Hasil dari gambar Xxx sangat tidak berbentuk, abstrak yang
memang dikatakan bahwa bentuk ini dapat sangat mewakilkan
ekspresi emosi anak (Walker Art Center, 2004;Rogers, 1993). Xxx
terlihat sangat senang dan sangat menikmati tindakannya tersebut.
Terkadang Xxx sambil tertawa kecil, memejamkan mata dan
mengerak-gerakkan kepalanya. Xxx juga sering mengatakan enak,
enak licin. Sambil memejamkan matanya.
Dari hasil observasi dan dokumentasi, bahwa pendekatan
teknik imajinasi dengan media cat tempra (finger painting) sangat
diterima oleh Xxx dibandingkan dengan teknik-teknik yang lain.
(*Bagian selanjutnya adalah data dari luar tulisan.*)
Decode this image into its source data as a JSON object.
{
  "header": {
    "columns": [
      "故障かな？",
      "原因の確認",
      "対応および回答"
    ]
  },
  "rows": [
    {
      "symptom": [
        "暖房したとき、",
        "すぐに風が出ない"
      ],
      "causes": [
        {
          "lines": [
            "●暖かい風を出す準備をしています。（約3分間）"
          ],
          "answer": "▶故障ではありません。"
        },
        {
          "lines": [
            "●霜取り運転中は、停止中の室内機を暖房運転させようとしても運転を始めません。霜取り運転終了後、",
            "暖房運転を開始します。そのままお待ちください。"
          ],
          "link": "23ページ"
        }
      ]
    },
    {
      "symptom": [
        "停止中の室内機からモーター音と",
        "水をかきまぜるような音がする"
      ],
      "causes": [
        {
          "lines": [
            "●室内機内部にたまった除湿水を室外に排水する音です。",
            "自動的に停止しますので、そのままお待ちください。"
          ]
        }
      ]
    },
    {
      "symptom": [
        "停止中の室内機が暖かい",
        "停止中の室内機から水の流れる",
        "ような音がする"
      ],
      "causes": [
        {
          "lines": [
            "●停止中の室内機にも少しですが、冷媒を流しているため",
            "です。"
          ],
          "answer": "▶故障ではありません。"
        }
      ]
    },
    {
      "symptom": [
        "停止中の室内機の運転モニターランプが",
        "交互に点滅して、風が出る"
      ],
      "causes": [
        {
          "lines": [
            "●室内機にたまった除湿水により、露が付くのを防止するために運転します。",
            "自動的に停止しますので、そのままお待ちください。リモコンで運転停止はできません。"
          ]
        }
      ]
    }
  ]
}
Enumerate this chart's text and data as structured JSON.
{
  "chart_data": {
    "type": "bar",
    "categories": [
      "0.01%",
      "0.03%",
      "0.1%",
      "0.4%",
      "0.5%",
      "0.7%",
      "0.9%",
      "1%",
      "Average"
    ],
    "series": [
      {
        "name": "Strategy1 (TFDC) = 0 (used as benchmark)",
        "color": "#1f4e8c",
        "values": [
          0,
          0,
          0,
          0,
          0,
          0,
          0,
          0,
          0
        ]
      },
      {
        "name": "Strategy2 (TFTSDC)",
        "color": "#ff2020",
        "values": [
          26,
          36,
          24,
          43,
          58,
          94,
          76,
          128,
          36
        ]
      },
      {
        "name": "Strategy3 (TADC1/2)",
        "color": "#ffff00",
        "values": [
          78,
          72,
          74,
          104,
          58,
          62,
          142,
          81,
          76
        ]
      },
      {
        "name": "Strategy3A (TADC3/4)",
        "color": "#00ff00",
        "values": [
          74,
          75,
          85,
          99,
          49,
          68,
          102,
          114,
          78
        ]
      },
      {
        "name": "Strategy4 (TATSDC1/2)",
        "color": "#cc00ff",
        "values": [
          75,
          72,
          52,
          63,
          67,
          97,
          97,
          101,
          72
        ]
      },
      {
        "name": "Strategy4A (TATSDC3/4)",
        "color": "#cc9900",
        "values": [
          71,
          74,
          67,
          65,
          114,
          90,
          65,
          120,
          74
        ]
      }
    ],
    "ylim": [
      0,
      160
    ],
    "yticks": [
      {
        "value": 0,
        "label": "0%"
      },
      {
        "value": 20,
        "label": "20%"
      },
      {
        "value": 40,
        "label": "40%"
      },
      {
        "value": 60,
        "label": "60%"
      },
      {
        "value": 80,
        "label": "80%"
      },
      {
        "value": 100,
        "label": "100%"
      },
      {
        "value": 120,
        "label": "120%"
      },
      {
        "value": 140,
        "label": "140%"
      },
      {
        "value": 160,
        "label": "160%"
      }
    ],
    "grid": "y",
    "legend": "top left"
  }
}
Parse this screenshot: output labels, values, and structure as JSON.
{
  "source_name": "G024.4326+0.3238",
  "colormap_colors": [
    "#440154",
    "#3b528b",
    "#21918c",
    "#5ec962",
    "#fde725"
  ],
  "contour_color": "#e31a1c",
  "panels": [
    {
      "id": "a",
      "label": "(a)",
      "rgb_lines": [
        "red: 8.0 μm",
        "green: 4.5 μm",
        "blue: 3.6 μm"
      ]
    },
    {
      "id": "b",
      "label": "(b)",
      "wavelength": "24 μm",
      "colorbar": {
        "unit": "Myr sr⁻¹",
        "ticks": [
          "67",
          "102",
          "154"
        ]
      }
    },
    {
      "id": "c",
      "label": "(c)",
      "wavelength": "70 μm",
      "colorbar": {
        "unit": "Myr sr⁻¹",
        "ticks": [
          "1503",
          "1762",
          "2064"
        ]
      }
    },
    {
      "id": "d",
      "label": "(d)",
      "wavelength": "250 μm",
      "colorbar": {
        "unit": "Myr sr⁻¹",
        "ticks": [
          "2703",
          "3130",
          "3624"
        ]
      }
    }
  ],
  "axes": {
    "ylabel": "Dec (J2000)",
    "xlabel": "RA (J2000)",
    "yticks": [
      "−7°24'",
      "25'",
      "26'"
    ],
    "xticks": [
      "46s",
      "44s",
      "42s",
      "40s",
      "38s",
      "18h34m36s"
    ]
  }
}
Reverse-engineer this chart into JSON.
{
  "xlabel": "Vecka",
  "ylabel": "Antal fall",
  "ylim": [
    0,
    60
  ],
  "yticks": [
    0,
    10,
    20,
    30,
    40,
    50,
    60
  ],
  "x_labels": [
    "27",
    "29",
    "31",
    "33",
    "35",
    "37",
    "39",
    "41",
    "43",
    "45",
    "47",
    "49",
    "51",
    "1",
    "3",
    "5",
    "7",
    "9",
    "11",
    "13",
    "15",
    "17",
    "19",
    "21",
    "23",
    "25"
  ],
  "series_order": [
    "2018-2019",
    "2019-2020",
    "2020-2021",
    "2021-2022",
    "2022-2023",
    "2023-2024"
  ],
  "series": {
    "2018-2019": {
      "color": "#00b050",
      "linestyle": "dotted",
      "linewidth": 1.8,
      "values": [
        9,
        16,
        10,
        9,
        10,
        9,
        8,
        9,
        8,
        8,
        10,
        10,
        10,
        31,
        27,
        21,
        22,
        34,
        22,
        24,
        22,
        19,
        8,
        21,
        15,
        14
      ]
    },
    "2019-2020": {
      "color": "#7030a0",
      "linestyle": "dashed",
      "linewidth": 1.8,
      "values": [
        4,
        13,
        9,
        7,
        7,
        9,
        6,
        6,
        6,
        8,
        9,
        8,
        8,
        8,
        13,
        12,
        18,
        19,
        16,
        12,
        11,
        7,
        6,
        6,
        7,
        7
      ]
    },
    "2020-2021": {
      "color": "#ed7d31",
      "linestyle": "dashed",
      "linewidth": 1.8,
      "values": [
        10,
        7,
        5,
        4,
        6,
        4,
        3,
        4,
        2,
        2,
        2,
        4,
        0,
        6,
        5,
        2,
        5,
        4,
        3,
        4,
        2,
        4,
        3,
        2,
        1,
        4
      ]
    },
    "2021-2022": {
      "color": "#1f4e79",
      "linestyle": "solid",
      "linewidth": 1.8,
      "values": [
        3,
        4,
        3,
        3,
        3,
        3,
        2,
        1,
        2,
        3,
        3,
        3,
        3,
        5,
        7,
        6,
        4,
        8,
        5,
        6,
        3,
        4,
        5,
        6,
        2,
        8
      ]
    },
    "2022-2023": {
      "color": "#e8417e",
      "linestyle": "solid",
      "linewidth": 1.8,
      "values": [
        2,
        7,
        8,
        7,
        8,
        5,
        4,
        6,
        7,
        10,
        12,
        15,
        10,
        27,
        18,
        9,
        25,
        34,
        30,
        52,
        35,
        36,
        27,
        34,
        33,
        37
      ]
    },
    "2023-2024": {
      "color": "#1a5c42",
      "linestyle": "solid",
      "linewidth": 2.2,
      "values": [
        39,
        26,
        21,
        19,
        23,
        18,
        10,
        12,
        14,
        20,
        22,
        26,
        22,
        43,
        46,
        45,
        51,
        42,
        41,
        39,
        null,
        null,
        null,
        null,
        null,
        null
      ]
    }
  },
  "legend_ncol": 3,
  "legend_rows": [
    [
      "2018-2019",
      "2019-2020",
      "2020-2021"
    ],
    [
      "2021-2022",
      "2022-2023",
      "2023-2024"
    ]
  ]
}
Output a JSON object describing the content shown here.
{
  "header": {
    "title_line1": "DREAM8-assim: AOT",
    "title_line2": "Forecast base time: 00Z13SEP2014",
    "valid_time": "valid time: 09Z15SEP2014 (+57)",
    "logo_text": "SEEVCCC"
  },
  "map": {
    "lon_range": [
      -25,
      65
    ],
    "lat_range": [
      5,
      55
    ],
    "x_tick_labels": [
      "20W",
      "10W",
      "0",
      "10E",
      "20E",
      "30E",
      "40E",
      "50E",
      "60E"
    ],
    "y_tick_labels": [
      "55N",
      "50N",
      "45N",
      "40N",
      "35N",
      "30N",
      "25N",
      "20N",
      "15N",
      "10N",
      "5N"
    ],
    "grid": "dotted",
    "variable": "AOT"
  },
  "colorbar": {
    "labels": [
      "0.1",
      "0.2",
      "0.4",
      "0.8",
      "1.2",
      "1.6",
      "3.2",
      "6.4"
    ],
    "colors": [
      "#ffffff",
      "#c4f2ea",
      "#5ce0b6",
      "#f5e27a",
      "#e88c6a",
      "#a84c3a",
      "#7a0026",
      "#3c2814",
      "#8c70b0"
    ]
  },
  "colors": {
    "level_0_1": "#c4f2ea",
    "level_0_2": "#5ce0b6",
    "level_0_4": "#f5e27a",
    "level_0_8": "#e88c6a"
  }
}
Peneliti juga melakukan penelitihan literatur dan menemukan
bahwa aktivitas bermain air dan mencat dengan tangan, dapat
menenangkan anak. Anak-anak yang frustasi dapat mengeluarkan
frustasinya dengan cara mengaduk-aduk cat dengan kedua
tangannya di atas kertas atau dengan menciprat-cipratkan air atau
dengan meremas-remas spon. Dengan kegiatan tersebut, anak
dapat memindahkan energi-energi yang kurang baik ke bentuk
yang tidak membahayakan (Beaty, J, 2006). Peneliti juga
mendapatkan informasi bahwa dengan membelai atau membuat
sentuhan dapat melepaskan endorphin ke dalam aliran darah.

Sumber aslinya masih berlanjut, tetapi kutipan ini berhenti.